I can’t say that this production changed me into a big fan of this particular musical.
I can say that I am extremely grateful to the producers for putting it on and for showing Australia what happens when you put Ngwenya in the lead role…magic happens.
Ngwenya is single handedly the reason that this show is as enjoyable as it is. Her artistry is so beautifully crafted both in scenes and in her vocal progression through the show. I have no idea how she has obtained the stamina that she has but my gosh she must have done a hell of a lot of work (and work outs) to get to be that fit! Her execution of the choreography is on point in every single routine. There is not a single note out of place. Every emotion - and this show drags its lead through a lot of them - is authentic and considered. I can not sing her praises highly enough. I hope we continue to see her take on many more leads in many more shows because she is captivating and extremely deserving evidently of the opportunity.
Jayme-Lee Hanekom as Alline really stood out for me. Additionally, Hanekom takes on multiple other roles through the production as an Ikette and in the Ensemble and in each role, the character differentiation and unique facial expressions made her the one to watch. A truly beautiful performer.

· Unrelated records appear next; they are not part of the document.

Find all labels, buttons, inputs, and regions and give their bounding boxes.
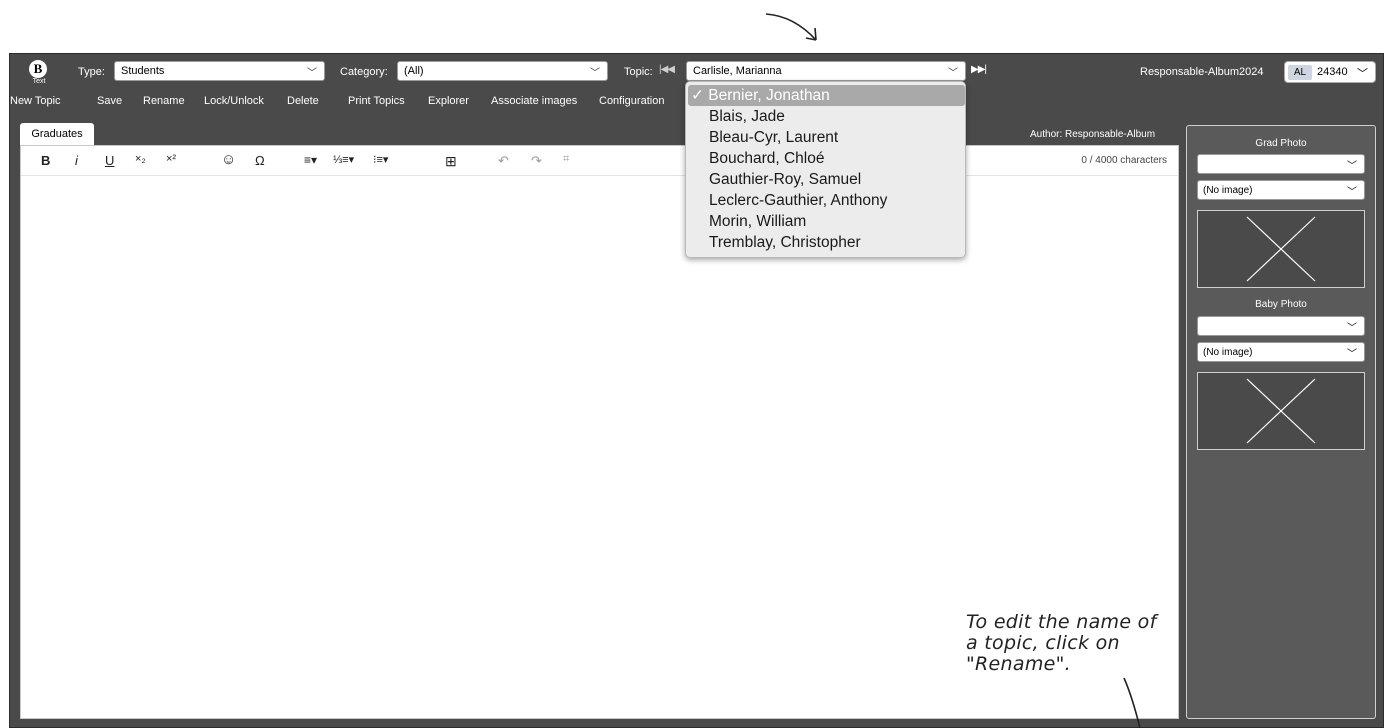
topic-option[interactable]: Bouchard, Chloé	[686, 148, 965, 169]
menu-explorer[interactable]: Explorer	[428, 95, 469, 107]
category-select[interactable]: (All) ﹀	[397, 61, 608, 81]
no-image-icon	[1246, 216, 1316, 282]
account-select[interactable]: AL 24340 ﹀	[1284, 61, 1376, 83]
app-logo: B Text	[29, 60, 49, 86]
chevron-down-icon: ﹀	[1347, 161, 1357, 172]
topic-option[interactable]: Bleau-Cyr, Laurent	[686, 127, 965, 148]
grad-image-select[interactable]: (No image) ﹀	[1197, 180, 1365, 200]
type-select[interactable]: Students ﹀	[114, 61, 325, 81]
special-char-icon[interactable]: Ω	[255, 153, 265, 168]
baby-photo-placeholder[interactable]	[1197, 372, 1365, 450]
baby-photo-select[interactable]: ﹀	[1197, 316, 1365, 336]
baby-image-select-value: (No image)	[1203, 347, 1253, 358]
undo-icon[interactable]: ↶	[498, 153, 509, 169]
account-tag: AL	[1288, 65, 1312, 80]
chevron-down-icon: ﹀	[590, 68, 600, 79]
menu-new-topic[interactable]: New Topic	[10, 95, 61, 107]
chevron-down-icon: ﹀	[307, 68, 317, 79]
menu-associate-images[interactable]: Associate images	[491, 95, 577, 107]
subscript-button[interactable]: ×₂	[135, 153, 146, 165]
no-image-icon	[1246, 378, 1316, 444]
topic-option[interactable]: Blais, Jade	[686, 106, 965, 127]
menu-save[interactable]: Save	[97, 95, 122, 107]
editor-toolbar: B i U ×₂ ×² ☺ Ω ≡▾ ⅓≡▾ ⁝≡▾ ⊞ ↶ ↷ ⌗ 0 / 4…	[21, 146, 1178, 176]
character-count: 0 / 4000 characters	[1081, 155, 1167, 166]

John O’Hara certainly proved a scene stealer too - in the best possible way - with the most fabulous execution of comic timing on offer in this show. Again, the immense consideration into the character work was excellent.
Tim Omaji gives a very solid performance as Ike Turner. Though an extremely unlikeable character, the sincerity with which Omaji portrays Ike ensures that he is never an unlikeable actor.
A final individual shout out has to go to one of the youngest but most memorable in the cast, Amara Kavaliku as young Anna-Mae. What a rising star!! A beautiful voice, a stunning smile, excellent command of the choreography and stage presence way beyond her size or years, Kavaliku is one to watch! As well as her fantastic performance, I have to say a big thank you to her too for what was probably the most beautiful moment of the night for me. When the audience lept to its feet at the end for a deserved standing ovation, the excitement in Amara's eyes and that glimmer of passion, motivation and pure joy...that's why I go see theatre!
The Theatre Royal is the perfect house for this production - grand but more intimate than the Lyric or Capitol and I think that the performance is richer for that closeness. It is one of the best uses of the space I think we have seen so far since its reopening.
When the show finds its stride and you are in that concert like that state, it is simply great (I know…you thought I was going to go for a hard pun there and say simply the best…it took great restraint not to). Unfortunately, that really only happens sporadically through the show and then climaxes for an epic last 10 minutes. Most of the show needs to be reconsidered when you consider it critically. In particular, an uncomfortable racist line about cremation in Act II needs to go - read the room!
If you’re looking for a fun girl’s night out (which it seemed many around me in the audience were), it’s hard to tell you if this is the show or not. There is a lot of trauma to go through - some well represented, some not - to get to the bangers and yet, when you get there, you do seem to walk out of the theatre on such a high because of the epic finale numbers that perhaps you forget about the hardship getting there.
What I will say is that if you like Tina’s music, you are not going to be disappointed by this portrayal of it. In fact, I think this is the closest to Tina many of us will get to see any more.
The show isn’t great. But Tina is rightfully iconic and even though the show doesn’t soar, you still walk out clear that Tina was and is a true legend.
And Ruva Ngwenya, you too, are a legend.